CXL does carry the risk of potentially serious side effects (infective keratitis, a risk of scarring on the surface of the cornea and a risk of haze).
“Epi on” is favoured by some clinicians who feel they can increase penetration through the epithelium by combining the Riboflavin with other eye drops, such as Boxer Wachler- who renamed it Holcomb C3-R and says it is non-invasive – and that they have NEVER seen any of the above complications with it.
However recent evidence tends to show that cross linking is more long lasting with epi off. This is why most clinical trials world wide use the epi off procedure. The epithelium heals very quickly after removal – overnight in fact. However, while it is healing, there is a certain amount of pain and sensitivity to light.
Therefore epi on is a much more comfortable option, but may not be as effective long term.
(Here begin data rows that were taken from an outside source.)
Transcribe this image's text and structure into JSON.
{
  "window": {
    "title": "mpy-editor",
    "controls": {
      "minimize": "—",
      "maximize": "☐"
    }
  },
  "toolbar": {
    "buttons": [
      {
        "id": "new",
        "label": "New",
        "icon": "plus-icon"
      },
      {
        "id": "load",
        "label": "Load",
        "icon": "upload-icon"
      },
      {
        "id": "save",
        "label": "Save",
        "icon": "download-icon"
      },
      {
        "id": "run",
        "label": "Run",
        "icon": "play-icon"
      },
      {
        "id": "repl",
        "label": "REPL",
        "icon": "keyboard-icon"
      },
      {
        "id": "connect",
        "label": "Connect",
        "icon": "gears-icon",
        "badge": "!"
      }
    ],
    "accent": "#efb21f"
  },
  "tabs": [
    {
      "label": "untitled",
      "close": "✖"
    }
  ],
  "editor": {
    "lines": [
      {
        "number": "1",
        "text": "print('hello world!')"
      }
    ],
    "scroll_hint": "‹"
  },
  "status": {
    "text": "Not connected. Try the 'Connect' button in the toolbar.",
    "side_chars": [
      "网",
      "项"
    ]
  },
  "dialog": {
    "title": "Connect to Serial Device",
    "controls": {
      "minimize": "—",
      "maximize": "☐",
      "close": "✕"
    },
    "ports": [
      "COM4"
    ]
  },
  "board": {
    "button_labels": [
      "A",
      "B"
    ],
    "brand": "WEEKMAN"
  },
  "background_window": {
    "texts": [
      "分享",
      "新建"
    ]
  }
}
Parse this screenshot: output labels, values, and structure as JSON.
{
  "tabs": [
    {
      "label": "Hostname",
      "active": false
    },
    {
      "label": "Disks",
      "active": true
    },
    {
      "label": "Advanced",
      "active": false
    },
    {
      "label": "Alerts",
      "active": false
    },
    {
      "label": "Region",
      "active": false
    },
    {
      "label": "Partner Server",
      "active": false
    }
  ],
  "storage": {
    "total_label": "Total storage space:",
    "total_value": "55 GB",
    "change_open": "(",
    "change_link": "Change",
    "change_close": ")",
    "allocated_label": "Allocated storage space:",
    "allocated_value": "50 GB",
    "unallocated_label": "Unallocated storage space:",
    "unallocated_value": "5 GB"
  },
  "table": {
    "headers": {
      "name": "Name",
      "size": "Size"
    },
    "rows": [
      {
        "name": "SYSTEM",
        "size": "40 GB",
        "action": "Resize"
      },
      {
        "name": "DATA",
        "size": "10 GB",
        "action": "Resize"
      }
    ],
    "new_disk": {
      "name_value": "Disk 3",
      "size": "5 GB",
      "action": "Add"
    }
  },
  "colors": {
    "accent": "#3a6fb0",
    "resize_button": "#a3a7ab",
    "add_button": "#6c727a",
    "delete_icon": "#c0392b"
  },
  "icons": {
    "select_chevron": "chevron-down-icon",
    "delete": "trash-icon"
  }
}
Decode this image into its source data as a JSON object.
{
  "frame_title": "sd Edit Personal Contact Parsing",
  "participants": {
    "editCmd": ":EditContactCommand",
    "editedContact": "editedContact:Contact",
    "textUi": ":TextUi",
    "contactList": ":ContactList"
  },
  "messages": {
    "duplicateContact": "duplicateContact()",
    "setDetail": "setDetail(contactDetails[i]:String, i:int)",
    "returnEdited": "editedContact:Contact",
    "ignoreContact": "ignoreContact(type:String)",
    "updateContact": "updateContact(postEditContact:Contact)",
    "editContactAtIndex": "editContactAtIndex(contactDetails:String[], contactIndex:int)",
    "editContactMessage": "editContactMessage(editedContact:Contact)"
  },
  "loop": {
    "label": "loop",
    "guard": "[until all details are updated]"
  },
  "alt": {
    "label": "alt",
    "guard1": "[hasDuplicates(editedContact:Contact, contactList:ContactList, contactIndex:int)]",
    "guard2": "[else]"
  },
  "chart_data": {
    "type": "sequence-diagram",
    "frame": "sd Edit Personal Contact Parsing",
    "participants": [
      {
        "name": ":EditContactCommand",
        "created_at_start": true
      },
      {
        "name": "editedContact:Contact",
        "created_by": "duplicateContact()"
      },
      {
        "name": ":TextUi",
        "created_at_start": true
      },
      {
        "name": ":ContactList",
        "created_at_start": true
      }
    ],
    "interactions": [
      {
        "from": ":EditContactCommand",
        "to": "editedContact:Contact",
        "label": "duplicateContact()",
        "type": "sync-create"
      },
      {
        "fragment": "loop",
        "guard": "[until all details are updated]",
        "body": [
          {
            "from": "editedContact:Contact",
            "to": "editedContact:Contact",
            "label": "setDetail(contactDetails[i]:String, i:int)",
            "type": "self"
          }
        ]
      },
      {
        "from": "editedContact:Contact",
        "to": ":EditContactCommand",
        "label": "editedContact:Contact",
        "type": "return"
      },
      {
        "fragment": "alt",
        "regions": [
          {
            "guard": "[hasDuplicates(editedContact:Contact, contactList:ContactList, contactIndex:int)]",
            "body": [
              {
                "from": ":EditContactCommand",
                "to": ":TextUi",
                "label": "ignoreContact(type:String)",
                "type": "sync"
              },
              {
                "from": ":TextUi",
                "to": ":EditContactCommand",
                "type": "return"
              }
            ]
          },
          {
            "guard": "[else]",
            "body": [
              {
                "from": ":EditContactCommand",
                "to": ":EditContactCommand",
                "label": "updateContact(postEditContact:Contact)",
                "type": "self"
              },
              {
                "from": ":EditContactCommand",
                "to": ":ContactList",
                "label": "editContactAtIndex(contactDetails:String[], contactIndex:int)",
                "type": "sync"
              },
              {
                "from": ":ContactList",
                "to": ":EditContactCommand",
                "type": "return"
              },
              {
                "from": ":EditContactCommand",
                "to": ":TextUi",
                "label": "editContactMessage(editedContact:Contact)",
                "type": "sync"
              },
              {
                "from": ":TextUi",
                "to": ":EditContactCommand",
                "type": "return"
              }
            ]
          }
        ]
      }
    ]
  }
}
Any pain with either system can be controlled with drugs, of course. While crosslinking is used in virtually every country around the world, it is still in the FDA approval process in the United States.
So after almost 20 years of study results and clinical records from the likes of the NHS in the UK, the evidence does suggest that CXL is proving to be of real benefit in improving the quality of life for some people with KC. As with any treatment you need tests and to see an expert in the field to ascertain whether it is right for you- before you part with as much as £2,000 in a private clinic or seek an NHS referral.
USA- CXL and the FDA
In March 2014 the FDA AGAIN asked Avedro for more answers thus delaying the approval even further- disappointing news -read more here http://www.pharmiweb.com/pressreleases/pressrel.asp?ROW_ID=84585#.Uym2p6jV-n8 CXL IS available on the NHS in the UK DESPITE what you may have been told by your GP or hospital practitioner. However it is not as yet WIDELY available, and it is all down to a. Funding and b, whether your Optom or surgeon has adopted it as not all have. So if you want it or at least more info you need to do your homework, and see where it is and ask for a referral- you may not get one of course. Privately various clinics offer it such as Optegra, Face & Eye Manchester and so on.
Should I have CXL?
If you have early or mild diagnosed KC you may consider cxl. Some patients opt to have cxl not waiting for obvious signs of progression (vision cjanges/loss) and having two topographical tests 6 months apart to detect this progression. History of change of glasses/CL prescription or refraction over last year can be enough evidence to suggest that cxl would be worth doing.